Il y a quelques mois, le premier ministre François Legault demandait aux ministères et aux organismes d’acheter davantage québécois. À cet effet, une nouvelle stratégie des marchés publics devrait d’ailleurs être rendue publique sous peu. Celle-ci a le potentiel de jeter les bases des nouvelles règles du jeu en matière d’appels d’offres gouvernementaux. Car soyons clairs, en matière d’approvisionnement, les bonnes intentions ne suffisent pas.

Véronique Proulx
Véronique Proulx Présidente-directrice générale, Manufacturiers et Exportateurs du Québec

Il nous faut des cibles et des indicateurs clairs à atteindre afin que les ministères et organismes se tournent véritablement vers l’achat québécois dans leurs stratégies d’acquisition et dans l’octroi de leurs contrats publics.

Il faut éviter de se retrouver comme à l’automne dernier alors qu’ont été lancés 180 projets d’infrastructure sans aucune exigence en matière de contenu québécois.

Par la suite, disons-le, la présidente du Conseil du trésor a annoncé que le gouvernement sécuriserait, dans deux appels d’offres, un approvisionnement québécois pour les équipements de protection individuelle en réservant un pourcentage des appels d’offres aux fabricants du Québec. On ne peut toutefois pas faire du cas par cas : il nous faut au Québec une vision globale, moderne et innovatrice des marchés publics.

Il n’est pas question ici de protectionnisme ou de remettre en question les traités de libre-échange, bien au contraire ! Il s’agit plutôt de s’assurer que l’achat québécois de produits et services de qualité et des produits fabriqués au Québec puisse avoir la place qui lui revient.

Il est temps que ça change pour vrai

D’ailleurs, plusieurs entreprises se sont réunies au sein d’un groupe de travail mis sur pied par Manufacturiers et Exportateurs du Québec.
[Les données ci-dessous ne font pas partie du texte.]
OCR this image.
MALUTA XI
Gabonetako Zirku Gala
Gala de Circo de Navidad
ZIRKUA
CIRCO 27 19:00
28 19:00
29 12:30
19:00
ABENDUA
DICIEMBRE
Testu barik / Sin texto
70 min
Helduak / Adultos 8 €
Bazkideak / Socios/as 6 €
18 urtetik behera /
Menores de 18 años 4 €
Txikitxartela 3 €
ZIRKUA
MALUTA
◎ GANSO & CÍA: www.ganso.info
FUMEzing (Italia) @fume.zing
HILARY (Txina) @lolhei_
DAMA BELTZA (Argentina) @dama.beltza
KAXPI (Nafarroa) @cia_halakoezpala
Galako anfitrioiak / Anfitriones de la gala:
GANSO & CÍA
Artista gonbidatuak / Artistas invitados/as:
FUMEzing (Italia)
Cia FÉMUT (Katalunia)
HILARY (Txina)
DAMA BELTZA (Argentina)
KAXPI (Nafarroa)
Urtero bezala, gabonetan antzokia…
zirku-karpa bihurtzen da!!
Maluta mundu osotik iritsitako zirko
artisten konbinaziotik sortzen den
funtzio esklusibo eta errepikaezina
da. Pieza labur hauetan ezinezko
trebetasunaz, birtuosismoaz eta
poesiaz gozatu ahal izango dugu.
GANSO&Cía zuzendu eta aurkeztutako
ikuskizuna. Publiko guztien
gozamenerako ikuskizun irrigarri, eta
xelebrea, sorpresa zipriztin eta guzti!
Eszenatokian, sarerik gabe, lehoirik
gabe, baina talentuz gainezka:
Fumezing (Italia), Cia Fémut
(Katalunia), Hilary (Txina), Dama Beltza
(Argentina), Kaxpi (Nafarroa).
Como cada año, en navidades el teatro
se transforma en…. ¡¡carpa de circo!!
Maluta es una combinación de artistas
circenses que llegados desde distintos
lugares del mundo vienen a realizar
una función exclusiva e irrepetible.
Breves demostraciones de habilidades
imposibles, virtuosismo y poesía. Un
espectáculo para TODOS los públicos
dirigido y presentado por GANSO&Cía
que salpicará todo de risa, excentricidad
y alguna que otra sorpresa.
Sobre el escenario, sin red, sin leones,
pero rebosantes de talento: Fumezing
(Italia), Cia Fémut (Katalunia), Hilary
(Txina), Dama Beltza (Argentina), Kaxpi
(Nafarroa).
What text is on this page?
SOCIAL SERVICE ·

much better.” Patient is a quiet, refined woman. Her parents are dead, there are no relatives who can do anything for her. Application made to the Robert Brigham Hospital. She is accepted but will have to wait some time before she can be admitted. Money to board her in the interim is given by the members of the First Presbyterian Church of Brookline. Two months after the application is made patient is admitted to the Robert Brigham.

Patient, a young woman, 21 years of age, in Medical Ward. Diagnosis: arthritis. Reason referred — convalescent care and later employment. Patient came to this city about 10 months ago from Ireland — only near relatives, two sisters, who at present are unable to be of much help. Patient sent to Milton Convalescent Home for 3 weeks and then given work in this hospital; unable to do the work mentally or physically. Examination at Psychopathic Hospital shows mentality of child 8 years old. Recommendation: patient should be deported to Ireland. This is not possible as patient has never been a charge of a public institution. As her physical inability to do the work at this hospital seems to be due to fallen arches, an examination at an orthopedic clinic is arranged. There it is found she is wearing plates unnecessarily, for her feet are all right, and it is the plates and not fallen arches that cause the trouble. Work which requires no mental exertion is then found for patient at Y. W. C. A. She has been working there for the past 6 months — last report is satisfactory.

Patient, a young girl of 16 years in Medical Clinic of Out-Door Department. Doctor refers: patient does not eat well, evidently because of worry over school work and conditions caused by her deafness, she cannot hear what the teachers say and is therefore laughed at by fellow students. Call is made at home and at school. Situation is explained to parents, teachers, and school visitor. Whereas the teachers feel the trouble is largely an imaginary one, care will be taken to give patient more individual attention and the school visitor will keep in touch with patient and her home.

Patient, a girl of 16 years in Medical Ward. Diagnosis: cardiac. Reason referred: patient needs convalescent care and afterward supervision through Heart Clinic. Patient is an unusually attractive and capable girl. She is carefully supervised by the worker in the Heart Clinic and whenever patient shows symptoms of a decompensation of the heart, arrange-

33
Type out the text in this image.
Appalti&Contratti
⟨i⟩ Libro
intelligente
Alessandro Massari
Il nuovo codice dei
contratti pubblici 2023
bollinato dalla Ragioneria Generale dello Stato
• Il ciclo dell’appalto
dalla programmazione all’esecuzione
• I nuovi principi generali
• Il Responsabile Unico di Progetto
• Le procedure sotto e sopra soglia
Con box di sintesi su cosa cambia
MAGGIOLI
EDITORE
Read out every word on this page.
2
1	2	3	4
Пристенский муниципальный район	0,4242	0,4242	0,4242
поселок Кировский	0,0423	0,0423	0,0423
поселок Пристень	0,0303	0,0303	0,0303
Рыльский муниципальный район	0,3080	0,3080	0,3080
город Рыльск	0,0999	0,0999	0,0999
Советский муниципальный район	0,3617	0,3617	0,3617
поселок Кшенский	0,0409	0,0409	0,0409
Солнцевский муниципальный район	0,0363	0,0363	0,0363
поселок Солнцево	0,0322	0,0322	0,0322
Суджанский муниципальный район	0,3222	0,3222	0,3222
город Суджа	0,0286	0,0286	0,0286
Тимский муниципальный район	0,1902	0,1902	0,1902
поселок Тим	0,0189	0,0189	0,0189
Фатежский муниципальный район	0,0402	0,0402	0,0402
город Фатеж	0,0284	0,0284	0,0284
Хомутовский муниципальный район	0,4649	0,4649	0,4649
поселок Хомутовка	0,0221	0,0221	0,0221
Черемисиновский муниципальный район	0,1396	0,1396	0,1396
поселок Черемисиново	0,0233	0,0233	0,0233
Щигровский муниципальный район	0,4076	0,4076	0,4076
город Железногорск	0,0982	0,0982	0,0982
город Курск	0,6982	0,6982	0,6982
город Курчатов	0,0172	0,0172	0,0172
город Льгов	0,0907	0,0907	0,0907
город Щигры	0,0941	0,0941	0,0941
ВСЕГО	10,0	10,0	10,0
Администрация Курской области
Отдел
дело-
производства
Leur recommandation est claire. Le Québec doit mettre en place une véritable politique publique qui valorise l’achat de produits et services de qualité et des produits fabriqués au Québec lors des appels d’offres des différents ministères, organismes et sociétés d’État.

Le groupe de travail demande notamment :

  • d’inclure des paramètres favorisant les produits et services de qualité des entreprises établies au Québec et au Canada, et ce, sans ne se fier qu’à la règle du plus bas soumissionnaire conforme. On peut ainsi inclure de réels paramètres notamment liés à la qualité, à la proximité, à l’empreinte environnementale ou au développement durable ;
  • de prendre en compte le coût total sur la durée de vie de l’actif lors des appels d’offres ;
  • d’accorder dans les différents projets d’infrastructure une préférence aux soumissions en fonction de la valeur ajoutée canadienne des biens, des services ou des travaux ;
  • d’avoir des spécifications techniques de produits québécois ou canadiens dans les devis afin que ce soit les entreprises étrangères qui doivent prouver, dans les appels d’offres, que leurs produits sont équivalents et non l’inverse.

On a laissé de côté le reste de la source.